「短歌人」所属の作者の第2歌集。
空はいま無言を搾っているところ あとにしよう音楽の話は
もう消えた記憶の成れの果てとしてセイタカアワダチソウ群れて咲く
触れられる形でいえば駅だろう矢印と風を持つひとだった
雨後の街は金魚のにおいばかりする こころの外へ僕を出さねば
音楽のように片手を上げているあなたが何かを修復している
やわらかな冬のひかりよ日時計に一人称があればうれしい
春はなおさらあなたの中に教会が二つ見えその小さめの方
あこがれが針のようだと思うときこころから飛ぶまっさらな蜂
ひとすじの光を曳いて去り際のあなたは青いオーボエだった
みずいろのカフェテラスでは風に訊く人形同士の恋の顚末
1首目、無言でいることも時に大切。
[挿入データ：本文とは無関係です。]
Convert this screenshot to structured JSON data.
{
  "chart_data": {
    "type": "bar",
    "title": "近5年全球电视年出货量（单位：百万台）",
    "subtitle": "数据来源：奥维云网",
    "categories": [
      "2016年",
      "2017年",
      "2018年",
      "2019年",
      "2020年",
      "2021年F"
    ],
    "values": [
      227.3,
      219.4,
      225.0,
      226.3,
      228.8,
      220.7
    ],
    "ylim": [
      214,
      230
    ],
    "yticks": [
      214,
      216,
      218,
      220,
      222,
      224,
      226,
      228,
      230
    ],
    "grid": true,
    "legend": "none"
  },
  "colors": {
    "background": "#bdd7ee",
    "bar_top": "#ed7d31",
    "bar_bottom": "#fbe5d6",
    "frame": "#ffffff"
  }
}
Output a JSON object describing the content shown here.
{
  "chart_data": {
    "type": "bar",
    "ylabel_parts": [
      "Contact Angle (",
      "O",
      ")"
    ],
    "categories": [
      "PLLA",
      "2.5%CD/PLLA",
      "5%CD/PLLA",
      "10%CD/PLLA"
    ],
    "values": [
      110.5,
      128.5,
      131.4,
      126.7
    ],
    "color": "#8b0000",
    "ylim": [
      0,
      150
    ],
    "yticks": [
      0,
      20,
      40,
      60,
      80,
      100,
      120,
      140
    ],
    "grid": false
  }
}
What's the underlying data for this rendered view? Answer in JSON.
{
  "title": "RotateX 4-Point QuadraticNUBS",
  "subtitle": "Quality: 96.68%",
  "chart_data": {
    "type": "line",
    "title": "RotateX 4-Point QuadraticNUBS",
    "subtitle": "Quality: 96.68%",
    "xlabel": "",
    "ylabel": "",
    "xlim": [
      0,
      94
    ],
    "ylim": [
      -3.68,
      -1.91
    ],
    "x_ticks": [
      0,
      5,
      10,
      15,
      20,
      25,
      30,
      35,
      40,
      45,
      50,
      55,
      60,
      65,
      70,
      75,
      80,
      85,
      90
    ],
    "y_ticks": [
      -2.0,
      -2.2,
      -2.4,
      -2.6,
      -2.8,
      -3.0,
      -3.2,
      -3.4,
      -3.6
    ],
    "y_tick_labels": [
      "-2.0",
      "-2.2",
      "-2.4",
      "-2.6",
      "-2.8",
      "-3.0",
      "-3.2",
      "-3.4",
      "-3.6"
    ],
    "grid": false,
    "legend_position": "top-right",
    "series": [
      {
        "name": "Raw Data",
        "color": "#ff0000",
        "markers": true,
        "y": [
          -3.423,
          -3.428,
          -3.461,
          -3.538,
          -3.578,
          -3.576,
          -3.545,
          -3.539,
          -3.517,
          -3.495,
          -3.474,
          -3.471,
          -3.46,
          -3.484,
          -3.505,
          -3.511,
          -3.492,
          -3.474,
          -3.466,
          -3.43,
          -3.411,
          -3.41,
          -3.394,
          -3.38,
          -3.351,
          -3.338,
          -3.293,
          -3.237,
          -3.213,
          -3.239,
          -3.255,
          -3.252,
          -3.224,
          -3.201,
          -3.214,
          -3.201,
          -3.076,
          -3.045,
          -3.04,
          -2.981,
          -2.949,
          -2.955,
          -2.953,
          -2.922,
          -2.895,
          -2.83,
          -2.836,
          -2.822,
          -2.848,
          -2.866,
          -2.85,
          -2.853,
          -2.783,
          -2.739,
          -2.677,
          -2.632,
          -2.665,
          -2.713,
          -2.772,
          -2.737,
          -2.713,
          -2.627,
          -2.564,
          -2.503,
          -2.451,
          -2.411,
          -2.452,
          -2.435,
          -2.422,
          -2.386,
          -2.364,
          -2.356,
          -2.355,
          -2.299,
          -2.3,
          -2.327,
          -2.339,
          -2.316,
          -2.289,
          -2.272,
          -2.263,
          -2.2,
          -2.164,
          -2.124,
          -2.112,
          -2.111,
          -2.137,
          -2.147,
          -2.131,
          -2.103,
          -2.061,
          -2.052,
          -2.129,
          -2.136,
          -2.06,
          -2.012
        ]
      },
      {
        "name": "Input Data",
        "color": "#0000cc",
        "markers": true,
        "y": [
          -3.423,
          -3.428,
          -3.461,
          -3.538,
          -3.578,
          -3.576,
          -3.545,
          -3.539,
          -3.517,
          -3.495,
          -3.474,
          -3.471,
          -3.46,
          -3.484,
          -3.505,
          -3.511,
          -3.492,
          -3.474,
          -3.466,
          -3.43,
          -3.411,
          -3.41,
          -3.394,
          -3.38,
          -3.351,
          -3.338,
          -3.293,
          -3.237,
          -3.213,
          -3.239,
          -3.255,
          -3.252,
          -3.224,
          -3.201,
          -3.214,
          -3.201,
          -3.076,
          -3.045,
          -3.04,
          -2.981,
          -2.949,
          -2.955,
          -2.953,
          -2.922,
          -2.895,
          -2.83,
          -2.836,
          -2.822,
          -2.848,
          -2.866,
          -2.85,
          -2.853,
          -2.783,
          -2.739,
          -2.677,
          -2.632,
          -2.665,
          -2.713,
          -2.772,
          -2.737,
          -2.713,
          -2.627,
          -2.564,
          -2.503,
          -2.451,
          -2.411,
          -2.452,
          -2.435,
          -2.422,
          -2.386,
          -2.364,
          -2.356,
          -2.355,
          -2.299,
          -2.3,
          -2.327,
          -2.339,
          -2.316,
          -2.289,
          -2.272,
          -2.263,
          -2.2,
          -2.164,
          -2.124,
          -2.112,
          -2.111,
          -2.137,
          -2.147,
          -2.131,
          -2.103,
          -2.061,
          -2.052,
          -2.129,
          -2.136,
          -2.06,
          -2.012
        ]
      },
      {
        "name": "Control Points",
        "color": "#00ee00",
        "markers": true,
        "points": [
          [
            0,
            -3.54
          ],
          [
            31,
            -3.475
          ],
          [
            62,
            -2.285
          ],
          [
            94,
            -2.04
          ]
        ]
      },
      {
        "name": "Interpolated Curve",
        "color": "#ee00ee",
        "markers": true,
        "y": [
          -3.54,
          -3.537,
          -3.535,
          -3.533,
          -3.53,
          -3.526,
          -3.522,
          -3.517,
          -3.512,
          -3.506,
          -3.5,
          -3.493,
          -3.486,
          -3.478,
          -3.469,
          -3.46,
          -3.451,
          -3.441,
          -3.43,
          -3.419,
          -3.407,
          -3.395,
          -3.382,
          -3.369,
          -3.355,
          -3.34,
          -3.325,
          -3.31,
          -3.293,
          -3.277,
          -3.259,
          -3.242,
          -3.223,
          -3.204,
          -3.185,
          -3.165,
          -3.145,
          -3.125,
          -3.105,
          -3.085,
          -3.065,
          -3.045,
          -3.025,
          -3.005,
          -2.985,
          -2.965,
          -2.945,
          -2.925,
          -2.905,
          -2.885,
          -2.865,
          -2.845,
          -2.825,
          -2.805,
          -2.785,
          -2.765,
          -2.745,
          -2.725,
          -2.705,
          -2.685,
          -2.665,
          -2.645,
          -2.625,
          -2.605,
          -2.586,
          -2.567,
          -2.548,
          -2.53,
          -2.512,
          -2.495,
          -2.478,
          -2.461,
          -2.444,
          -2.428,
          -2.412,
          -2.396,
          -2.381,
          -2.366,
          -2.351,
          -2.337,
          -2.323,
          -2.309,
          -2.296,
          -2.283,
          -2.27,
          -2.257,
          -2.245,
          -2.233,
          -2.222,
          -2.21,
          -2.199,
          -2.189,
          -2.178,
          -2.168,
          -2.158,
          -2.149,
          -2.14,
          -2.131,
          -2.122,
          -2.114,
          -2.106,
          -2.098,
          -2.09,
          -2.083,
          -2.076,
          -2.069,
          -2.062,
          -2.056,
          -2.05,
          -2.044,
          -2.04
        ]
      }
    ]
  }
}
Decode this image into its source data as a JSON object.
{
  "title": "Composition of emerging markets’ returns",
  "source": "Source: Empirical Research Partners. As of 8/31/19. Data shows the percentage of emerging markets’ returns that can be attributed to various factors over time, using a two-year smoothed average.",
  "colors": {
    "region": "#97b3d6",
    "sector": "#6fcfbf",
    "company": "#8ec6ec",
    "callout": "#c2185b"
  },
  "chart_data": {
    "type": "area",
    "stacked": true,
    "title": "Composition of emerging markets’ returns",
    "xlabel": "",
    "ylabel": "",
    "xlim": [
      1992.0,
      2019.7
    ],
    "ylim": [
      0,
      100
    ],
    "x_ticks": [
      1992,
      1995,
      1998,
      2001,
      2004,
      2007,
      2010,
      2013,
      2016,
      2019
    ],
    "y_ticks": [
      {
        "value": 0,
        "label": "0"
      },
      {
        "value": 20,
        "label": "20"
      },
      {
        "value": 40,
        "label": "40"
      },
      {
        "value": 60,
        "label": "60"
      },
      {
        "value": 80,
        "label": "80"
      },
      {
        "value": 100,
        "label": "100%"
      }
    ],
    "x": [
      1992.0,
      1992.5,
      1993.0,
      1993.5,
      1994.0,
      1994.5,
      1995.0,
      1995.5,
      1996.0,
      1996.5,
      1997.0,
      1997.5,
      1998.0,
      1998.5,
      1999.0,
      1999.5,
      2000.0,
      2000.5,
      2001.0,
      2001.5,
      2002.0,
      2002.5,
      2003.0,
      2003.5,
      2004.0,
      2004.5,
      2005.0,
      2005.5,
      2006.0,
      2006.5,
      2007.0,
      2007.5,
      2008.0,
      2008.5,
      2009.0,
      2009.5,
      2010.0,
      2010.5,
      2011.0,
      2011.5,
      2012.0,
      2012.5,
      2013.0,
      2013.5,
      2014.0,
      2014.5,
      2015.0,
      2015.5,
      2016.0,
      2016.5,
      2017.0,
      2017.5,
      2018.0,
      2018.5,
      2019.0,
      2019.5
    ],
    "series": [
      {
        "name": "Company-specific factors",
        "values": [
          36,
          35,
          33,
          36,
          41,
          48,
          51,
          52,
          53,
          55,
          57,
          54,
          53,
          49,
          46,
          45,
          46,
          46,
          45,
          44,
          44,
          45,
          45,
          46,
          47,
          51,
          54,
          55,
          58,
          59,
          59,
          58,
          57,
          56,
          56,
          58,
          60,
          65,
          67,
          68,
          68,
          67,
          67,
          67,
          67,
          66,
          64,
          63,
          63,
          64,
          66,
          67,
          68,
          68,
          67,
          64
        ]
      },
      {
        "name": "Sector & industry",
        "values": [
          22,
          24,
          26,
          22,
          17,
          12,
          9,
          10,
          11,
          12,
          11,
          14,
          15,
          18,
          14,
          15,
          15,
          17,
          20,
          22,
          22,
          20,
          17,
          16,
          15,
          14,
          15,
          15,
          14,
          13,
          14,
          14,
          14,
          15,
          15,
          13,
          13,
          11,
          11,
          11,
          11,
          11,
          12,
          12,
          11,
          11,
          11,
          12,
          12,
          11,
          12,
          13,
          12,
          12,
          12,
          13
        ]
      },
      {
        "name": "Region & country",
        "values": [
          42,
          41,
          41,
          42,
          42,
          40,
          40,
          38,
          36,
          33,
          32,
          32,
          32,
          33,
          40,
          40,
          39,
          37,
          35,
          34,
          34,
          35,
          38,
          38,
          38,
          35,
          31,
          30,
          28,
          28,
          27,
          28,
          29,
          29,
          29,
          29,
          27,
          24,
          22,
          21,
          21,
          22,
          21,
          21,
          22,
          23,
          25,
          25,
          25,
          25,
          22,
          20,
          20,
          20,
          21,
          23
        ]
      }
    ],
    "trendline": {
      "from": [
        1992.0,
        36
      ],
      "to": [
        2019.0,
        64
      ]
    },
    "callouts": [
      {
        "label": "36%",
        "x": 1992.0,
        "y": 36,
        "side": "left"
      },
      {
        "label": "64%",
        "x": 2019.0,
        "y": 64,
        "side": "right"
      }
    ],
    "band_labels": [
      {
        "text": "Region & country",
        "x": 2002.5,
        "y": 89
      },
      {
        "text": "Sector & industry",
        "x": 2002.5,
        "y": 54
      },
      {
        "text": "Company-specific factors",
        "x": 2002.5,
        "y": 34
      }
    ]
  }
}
言葉で何かを壊さないために。
2首目、思い出せない記憶の残骸として黄色に塗りつぶされた風景。
3首目、自由な心と強い意志を持つ人の佇まいが目に浮かんでくる。
4首目、居心地のよい自分の心の中に閉じ籠ってしまわないように。
5首目、演奏しているのか指揮しているのか世界を直しているのか。
6首目、完全に受身の存在である日時計にも自らの意志があるはず。
7首目「春」や「小さめの方」という限定がイメージを強めている。
8首目、自分の心から対象へと向かって真っ直ぐに進んでいく思い。
9首目「青い」が印象的。オーボエの形や音、金属部分の光沢など。
10首目、本人たちに訊くわけにはいかない。風が見守っていた恋。
2025年8月23日、書肆侃侃房、2000円。